Tim Page: On premature audience ejaculations
mainSeveral maestros have now made the point on Slipped Disc and elsewhere that audiences ought to be allowed to express their reactions in between movements of a musical work.
Among them are Esa-Pekka Salonen, Leonard Slatkin, Mark Elder and Daniel Barenboim.
It may be time to abolish the mid-movement taboo- with certain qualifications.
Our friend Tim Page has been reminded of a piece he wrote almost 30 years ago in the New York Times, imploring concert audiences not to erupt too soon. We reprint it below with his permission, and one emboldened phrase.
EARLIER this season, I sat with a rapt audience at Carnegie Hall, listening to Mahler’s Symphony No. 9. Written during the composer’s final illness, the symphony provides one of the most difficult, haunting yet ultimately rewarding musical experiences in the repertory. When the final notes of the closing Adagio dissipate into air, the silence should be as eloquent as the sounds have been – a charged residue, if you like; a silence that is a musical statement in itself, transfigured by what has gone before. At Carnegie, Mahler’s silence, so hard won, lasted barely a second. Somebody shouted ”Bravo!,” the audience responded reflexively, and one left the hall frustrated, rudely shaken from an engrossing dream.
Premature applause is one of the most disturbing elements of our musical life. I have long despaired of hearing the final notes of the first act of ”Der Rosenkavalier” in an opera house. It is a wonderfully poignant moment, and it is inevitably interrupted. The Marschallin sits at her mirror, worrying about her lover, feeling mortal. The curtain slowly starts to fall, and the exquisite cadence Strauss created to accompany its drop is suddenly lost in applause. Ironically, the better the performance has been, the more quickly it is likely to be disrupted.

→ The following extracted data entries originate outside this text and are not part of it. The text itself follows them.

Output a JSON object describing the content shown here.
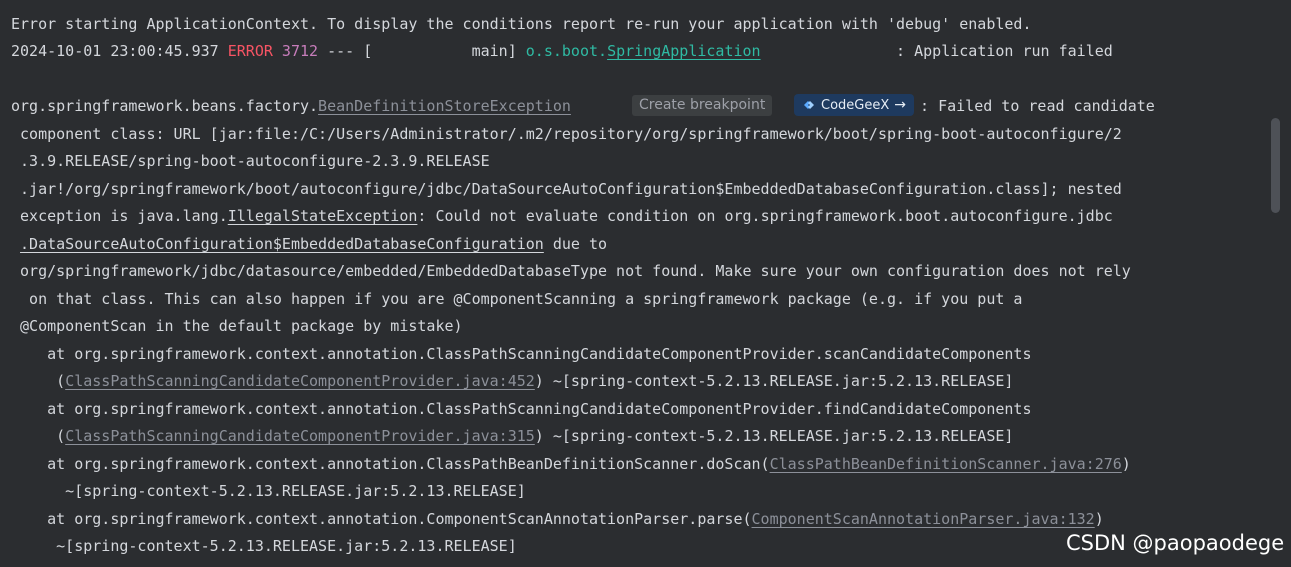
{
  "console": {
    "line1": "Error starting ApplicationContext. To display the conditions report re-run your application with 'debug' enabled.",
    "line2": {
      "timestamp": "2024-10-01 23:00:45.937 ",
      "level": "ERROR",
      "pid": " 3712",
      "sep": " --- [           main] ",
      "logger_prefix": "o.s.boot.",
      "logger_link": "SpringApplication",
      "message": "               : Application run failed"
    },
    "exception": {
      "pkg": "org.springframework.beans.factory.",
      "class_link": "BeanDefinitionStoreException",
      "tail": " : Failed to read candidate"
    },
    "wrap1": " component class: URL [jar:file:/C:/Users/Administrator/.m2/repository/org/springframework/boot/spring-boot-autoconfigure/2",
    "wrap2": " .3.9.RELEASE/spring-boot-autoconfigure-2.3.9.RELEASE",
    "wrap3": " .jar!/org/springframework/boot/autoconfigure/jdbc/DataSourceAutoConfiguration$EmbeddedDatabaseConfiguration.class]; nested",
    "wrap4": {
      "pre": " exception is java.lang.",
      "link": "IllegalStateException",
      "post": ": Could not evaluate condition on org.springframework.boot.autoconfigure.jdbc"
    },
    "wrap5": {
      "pre": " ",
      "link": ".DataSourceAutoConfiguration$EmbeddedDatabaseConfiguration",
      "post": " due to"
    },
    "wrap6": " org/springframework/jdbc/datasource/embedded/EmbeddedDatabaseType not found. Make sure your own configuration does not rely",
    "wrap7": "  on that class. This can also happen if you are @ComponentScanning a springframework package (e.g. if you put a",
    "wrap8": " @ComponentScan in the default package by mistake)",
    "frames": [
      {
        "at": "    at org.springframework.context.annotation.ClassPathScanningCandidateComponentProvider.scanCandidateComponents",
        "src_pre": "     (",
        "src_link": "ClassPathScanningCandidateComponentProvider.java:452",
        "src_post": ") ~[spring-context-5.2.13.RELEASE.jar:5.2.13.RELEASE]"
      },
      {
        "at": "    at org.springframework.context.annotation.ClassPathScanningCandidateComponentProvider.findCandidateComponents",
        "src_pre": "     (",
        "src_link": "ClassPathScanningCandidateComponentProvider.java:315",
        "src_post": ") ~[spring-context-5.2.13.RELEASE.jar:5.2.13.RELEASE]"
      },
      {
        "at_pre": "    at org.springframework.context.annotation.ClassPathBeanDefinitionScanner.doScan(",
        "at_link": "ClassPathBeanDefinitionScanner.java:276",
        "at_post": ")",
        "cont": "      ~[spring-context-5.2.13.RELEASE.jar:5.2.13.RELEASE]"
      },
      {
        "at_pre": "    at org.springframework.context.annotation.ComponentScanAnnotationParser.parse(",
        "at_link": "ComponentScanAnnotationParser.java:132",
        "at_post": ")",
        "cont": "     ~[spring-context-5.2.13.RELEASE.jar:5.2.13.RELEASE]"
      }
    ]
  },
  "popups": {
    "create_breakpoint": "Create breakpoint",
    "codegeex_label": "CodeGeeX",
    "codegeex_arrow": "→",
    "codegeex_icon": "codegeex-logo-icon"
  },
  "watermark": "CSDN @paopaodege",
  "colors": {
    "background": "#2b2d30",
    "text": "#d4d7dc",
    "error": "#f75464",
    "pid": "#c77dbb",
    "logger": "#2fbaa3",
    "link_dim": "#8c9099",
    "codegeex_bg": "#1e3a5f"
  }
}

Will I ever attend a performance of Schubert’s ”Trout” Quintet in which the playful false ending in the last movement isn’t broken by ill-timed cheering? The fans vie to shriek the first ”Brava!” at diva concerts, and a recent performance of Debussy’s ”Clair de Lune,” was marred by clapping the moment the final note was played – the musical equivalent of a photo finish.

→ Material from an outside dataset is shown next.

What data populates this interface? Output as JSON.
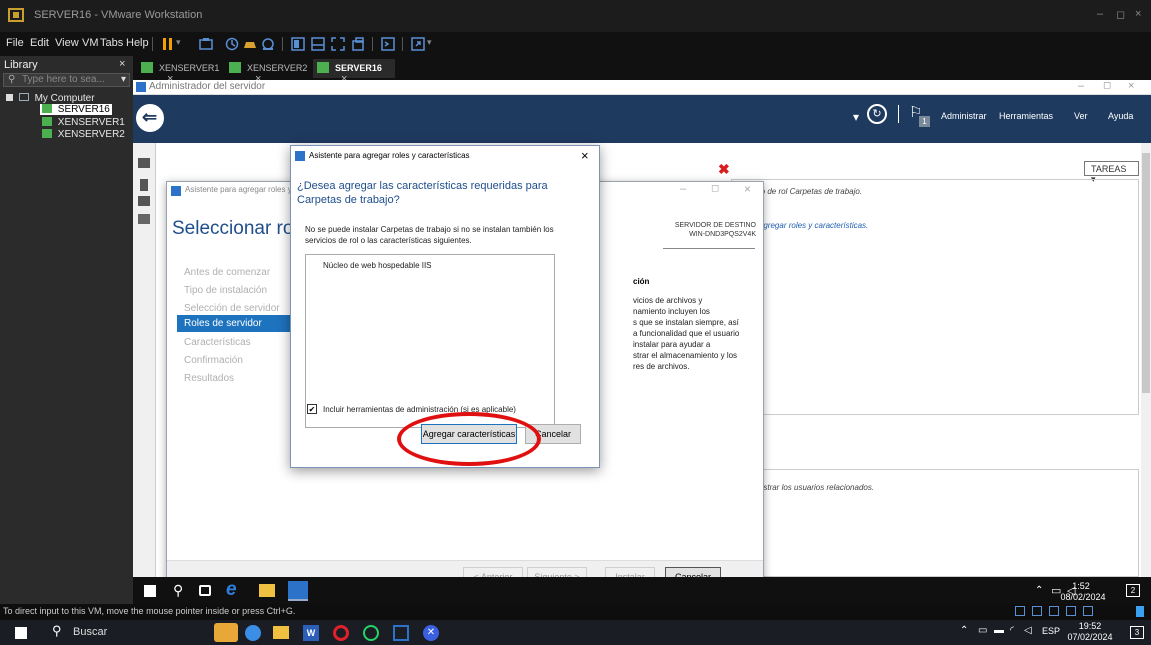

Music is not a sporting event but, at its best, a taste of the sublime; the most abstract of the arts, it is, paradoxically, the most human. Jean Sibelius asked that his Symphony No. 4 be followed by no applause whatsoever, and that the audience leave in thoughtful dignity. Glenn Gould once titled an article ”Let’s Ban Applause!” Most of us would not go this far, but applause can be ruinous unless it is carefully considered.
Applause between movements or sections of a song cycle is bad enough (I recently attended a rendition of Schumann’s ”Frauenliebe und Leben” in which every single song was bravoed, handily sapping the score’s collective power), although a polite note in the program guide or a shake of the head from the artist will usually discourage such transgressions. But what can one spectator do to still premature applause without seeming to shush, hector and hamper one’s neighbors, who have, after all, paid for their tickets and are legitimately entitled to express their pleasure?
A plea: hold the applause until the music has completely died away. Wait for that relaxation of a conductor’s shoulders, the drop of a pianist’s hands or the easy grin that releases singer from song cycle. And then applaud as long and loudly as you wish. Your enthusiasm will then complement the music, rather than diminish it.